Circolazione con veicolo in sequestro: esclusa la violazione di sigilli (Cass. pen. Sez. VI n. 13087 del 03.04.2025)
Principi di diritto (Massima)
La condotta di chi circola abusivamente con il veicolo sottoposto a sequestro amministrativo ai sensi dell’art. 213 cod. strada integra esclusivamente l’illecito amministrativo previsto dal quarto comma dello stesso articolo e non anche il delitto di sottrazione di cose sottoposte a sequestro di cui all’art. 334 cod. pen., poiché la norma sanzionatoria amministrativa è speciale rispetto a quella penale e il concorso tra le stesse è solo apparente. Ai fini della configurabilità del delitto di violazione di sigilli di cui all’art. 349 cod. pen., invece, non occorre che i sigilli siano stati materialmente apposti, né che siano stati rotti o rimossi, essendo sufficiente qualsiasi condotta idonea a eludere l’obbligo di immodificabilità del bene, purché posta in essere da soggetto edotto del vincolo.
Il Fatto
La vicenda riguarda un conducente sorpreso alla guida di un’autovettura di sua proprietà che due giorni prima era stata sottoposta a sequestro amministrativo ai sensi dell’art. 213 cod. strada, con affidamento in custodia allo stesso conducente. Gli operanti, preso atto della circostanza, sottoponevano nuovamente il veicolo a sequestro e segnalavano il fatto all’autorità giudiziaria anche per il delitto di violazione di sigilli.

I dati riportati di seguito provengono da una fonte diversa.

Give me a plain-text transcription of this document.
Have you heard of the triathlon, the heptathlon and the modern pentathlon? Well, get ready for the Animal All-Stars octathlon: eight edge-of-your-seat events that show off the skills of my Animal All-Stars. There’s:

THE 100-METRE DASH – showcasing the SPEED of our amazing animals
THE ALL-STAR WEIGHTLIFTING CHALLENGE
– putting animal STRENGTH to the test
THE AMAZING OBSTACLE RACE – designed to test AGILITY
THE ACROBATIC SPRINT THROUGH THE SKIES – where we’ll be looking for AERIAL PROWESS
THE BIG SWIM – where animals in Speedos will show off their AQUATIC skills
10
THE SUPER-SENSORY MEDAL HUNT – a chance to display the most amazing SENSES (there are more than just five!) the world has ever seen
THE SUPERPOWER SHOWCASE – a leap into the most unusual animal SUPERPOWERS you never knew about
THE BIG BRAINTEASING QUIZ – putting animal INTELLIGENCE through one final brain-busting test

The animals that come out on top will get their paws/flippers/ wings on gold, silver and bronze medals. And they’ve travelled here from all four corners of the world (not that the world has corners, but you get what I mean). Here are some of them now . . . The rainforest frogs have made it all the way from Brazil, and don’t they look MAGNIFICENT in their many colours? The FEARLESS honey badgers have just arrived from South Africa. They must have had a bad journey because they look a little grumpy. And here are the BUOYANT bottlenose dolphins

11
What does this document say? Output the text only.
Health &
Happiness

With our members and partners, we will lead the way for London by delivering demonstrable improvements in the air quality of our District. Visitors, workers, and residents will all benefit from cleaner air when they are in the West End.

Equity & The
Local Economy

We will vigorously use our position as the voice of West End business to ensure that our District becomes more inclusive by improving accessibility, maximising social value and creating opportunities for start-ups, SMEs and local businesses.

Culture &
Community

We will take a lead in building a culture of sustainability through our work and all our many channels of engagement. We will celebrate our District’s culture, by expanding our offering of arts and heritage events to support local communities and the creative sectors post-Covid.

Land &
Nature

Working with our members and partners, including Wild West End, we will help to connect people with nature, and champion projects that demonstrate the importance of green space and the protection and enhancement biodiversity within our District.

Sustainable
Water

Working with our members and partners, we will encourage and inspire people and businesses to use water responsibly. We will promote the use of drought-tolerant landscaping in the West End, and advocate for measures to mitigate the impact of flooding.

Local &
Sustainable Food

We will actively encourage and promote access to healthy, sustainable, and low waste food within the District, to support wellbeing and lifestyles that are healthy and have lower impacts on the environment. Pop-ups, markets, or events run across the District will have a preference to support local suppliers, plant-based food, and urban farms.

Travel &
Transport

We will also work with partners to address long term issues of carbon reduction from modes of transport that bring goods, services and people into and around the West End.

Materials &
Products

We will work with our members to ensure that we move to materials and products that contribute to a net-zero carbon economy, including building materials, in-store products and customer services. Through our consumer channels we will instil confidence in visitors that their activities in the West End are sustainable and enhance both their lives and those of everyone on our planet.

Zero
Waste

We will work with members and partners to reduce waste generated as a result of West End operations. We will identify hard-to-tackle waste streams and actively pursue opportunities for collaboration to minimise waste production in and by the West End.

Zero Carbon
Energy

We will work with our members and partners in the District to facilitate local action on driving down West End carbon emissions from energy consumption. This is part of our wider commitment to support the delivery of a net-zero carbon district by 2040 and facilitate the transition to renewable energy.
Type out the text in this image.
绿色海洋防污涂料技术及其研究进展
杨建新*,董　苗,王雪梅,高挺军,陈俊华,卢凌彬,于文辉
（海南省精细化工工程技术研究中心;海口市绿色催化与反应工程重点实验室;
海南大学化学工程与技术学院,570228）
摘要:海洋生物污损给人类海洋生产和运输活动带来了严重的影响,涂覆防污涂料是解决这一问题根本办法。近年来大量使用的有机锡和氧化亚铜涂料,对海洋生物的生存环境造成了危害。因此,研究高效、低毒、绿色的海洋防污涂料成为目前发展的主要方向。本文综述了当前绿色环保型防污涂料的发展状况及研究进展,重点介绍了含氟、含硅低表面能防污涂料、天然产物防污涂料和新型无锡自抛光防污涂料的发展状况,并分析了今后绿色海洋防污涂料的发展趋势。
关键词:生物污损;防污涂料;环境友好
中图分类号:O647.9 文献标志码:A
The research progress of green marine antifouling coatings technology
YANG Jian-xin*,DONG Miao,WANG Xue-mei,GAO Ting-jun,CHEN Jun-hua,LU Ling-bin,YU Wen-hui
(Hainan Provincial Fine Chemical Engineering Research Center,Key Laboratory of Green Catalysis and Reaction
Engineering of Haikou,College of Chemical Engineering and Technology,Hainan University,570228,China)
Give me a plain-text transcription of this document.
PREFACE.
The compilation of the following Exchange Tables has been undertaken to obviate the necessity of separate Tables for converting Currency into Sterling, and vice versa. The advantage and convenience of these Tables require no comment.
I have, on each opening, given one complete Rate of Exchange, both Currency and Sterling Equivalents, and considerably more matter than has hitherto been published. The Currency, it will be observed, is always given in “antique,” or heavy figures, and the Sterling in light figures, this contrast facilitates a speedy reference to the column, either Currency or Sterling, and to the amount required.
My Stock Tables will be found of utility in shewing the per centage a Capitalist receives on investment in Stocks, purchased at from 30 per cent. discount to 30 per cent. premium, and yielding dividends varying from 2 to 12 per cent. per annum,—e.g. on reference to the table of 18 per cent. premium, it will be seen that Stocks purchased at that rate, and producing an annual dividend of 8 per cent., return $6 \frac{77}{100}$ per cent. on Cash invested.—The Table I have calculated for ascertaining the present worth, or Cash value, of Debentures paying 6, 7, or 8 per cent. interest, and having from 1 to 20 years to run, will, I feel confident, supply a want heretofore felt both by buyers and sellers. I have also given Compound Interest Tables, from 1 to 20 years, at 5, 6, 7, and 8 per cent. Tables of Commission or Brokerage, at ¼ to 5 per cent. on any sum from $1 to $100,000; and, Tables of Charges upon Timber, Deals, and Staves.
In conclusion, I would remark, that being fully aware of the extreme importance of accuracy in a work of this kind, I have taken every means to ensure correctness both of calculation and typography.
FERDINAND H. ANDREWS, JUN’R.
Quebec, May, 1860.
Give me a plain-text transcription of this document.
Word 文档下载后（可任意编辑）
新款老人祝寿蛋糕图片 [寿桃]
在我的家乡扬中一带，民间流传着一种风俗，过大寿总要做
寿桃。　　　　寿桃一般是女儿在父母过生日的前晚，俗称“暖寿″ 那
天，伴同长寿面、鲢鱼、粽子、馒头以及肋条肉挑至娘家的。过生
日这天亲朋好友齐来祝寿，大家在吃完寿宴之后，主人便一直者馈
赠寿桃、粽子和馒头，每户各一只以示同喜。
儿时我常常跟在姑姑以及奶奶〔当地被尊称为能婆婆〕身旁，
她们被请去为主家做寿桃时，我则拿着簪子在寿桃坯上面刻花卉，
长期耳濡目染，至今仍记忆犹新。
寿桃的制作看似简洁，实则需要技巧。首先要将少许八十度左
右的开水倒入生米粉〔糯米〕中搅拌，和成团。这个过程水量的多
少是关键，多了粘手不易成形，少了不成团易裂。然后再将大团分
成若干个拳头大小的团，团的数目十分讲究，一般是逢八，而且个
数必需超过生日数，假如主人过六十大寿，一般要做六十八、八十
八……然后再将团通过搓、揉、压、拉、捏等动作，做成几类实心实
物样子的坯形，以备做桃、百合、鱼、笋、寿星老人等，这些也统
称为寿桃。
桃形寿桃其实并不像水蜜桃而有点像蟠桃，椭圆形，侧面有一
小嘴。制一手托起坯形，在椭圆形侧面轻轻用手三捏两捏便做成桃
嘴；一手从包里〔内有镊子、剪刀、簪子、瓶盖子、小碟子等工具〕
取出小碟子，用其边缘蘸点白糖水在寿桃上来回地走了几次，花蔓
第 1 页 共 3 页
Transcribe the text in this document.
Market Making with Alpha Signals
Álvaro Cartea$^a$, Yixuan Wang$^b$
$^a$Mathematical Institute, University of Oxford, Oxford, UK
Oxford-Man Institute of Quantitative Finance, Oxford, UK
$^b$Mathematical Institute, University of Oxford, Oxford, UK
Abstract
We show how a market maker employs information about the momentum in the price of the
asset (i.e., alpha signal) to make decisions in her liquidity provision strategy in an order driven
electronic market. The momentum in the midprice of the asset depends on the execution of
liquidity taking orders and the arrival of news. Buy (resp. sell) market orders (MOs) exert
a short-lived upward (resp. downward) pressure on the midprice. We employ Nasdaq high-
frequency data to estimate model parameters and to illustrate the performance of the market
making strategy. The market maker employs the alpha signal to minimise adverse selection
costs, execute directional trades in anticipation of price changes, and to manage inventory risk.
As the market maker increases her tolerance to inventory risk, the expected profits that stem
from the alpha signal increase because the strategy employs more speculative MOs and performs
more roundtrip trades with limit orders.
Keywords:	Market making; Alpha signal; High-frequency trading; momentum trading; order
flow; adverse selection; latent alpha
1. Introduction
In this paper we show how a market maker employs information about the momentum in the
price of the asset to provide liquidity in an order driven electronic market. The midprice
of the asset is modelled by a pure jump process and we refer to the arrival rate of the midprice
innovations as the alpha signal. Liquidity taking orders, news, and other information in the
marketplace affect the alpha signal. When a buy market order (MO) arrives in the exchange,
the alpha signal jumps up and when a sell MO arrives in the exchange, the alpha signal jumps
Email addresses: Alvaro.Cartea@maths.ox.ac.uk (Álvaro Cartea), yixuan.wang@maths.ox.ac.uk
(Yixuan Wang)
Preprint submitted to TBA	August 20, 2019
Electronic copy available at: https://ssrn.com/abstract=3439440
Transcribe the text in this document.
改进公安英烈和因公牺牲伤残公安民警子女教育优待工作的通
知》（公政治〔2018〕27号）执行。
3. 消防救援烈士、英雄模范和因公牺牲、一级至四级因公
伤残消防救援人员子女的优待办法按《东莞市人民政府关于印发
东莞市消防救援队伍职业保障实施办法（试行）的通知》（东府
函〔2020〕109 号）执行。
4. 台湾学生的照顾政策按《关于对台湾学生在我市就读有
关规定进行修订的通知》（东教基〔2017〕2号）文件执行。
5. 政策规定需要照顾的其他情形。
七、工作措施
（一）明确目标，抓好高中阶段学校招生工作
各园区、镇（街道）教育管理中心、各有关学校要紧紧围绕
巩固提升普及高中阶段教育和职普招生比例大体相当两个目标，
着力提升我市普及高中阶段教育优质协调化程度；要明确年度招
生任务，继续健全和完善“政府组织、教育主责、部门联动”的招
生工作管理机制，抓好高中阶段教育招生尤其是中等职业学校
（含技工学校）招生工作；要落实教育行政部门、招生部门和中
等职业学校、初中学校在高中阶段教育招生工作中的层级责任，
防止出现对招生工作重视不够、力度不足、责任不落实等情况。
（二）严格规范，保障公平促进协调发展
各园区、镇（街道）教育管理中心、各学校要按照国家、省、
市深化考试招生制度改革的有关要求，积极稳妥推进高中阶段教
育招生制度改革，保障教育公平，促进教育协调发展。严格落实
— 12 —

La Corte di appello aveva confermato la condanna di primo grado per i reati di cui agli artt. 334 e 349 cod. pen., avvinti dalla continuazione, con pena di nove mesi di reclusione e 500 euro di multa. Il difensore dell’imputato ricorreva deducendo l’insussistenza di entrambi i reati, assumendo che la condotta integrata fosse unicamente la violazione dell’art. 213, comma 4, d. Igs. n. 285 del 1992 e che sulla vettura non era stato apposto alcun sigillo.
La Motivazione della Corte
La Corte affronta separatamente le due contestazioni, giungendo a esiti opposti. Quanto al reato di cui all’art. 334 cod. pen., il ricorso è fondato. Il Collegio richiama la giurisprudenza delle Sezioni Unite n. 1963 del 28/10/2010, secondo cui la condotta di chi circola abusivamente con il veicolo sottoposto a sequestro amministrativo integra esclusivamente l’illecito amministrativo del quarto comma dell’art. 213 cod. strada. La norma amministrativa è speciale rispetto a quella penale e il concorso tra le stesse è solo apparente.
La sentenza impugnata, osserva la Corte, non ha tenuto conto di tale approdo, ormai consolidato. Ne consegue l’annullamento senza rinvio limitatamente a tale reato perché il fatto non è previsto dalla legge come reato.
Quanto al delitto di violazione di sigilli, il ricorso è invece rigettato. La Corte richiama la giurisprudenza secondo cui, ai fini della configurabilità del reato di cui all’art. 349 cod. pen., non occorre che i sigilli siano stati materialmente apposti, né che siano stati oggetto di rottura o rimozione. È sufficiente l’esistenza di un atto che renda manifesta la volontà dello Stato di garantire la cosa sequestrata contro ogni condotta di disposizione o manomissione. Oggetto della tutela penale è l’interesse pubblico al rispetto del particolare stato di custodia imposto per legge o per ordine dell’autorità, al fine di assicurare la conservazione, l’identità e la consistenza oggettiva della cosa. Richiama in proposito Sez. 3, n. 24684 del 18/02/2015 e Sez. 3, n. 43169 del 15/05/2018.
Il delitto si perfeziona dunque con qualsiasi condotta idonea a eludere l’obbligo di immodificabilità del bene, purché il soggetto sia edotto del vincolo. All’annullamento parziale segue la trasmissione degli atti ad altra sezione della Corte di appello territoriale per la rideterminazione della pena per il delitto residuo, non essendo possibile ricavare dalle sentenze di merito la frazione irrogata per il reato caducato.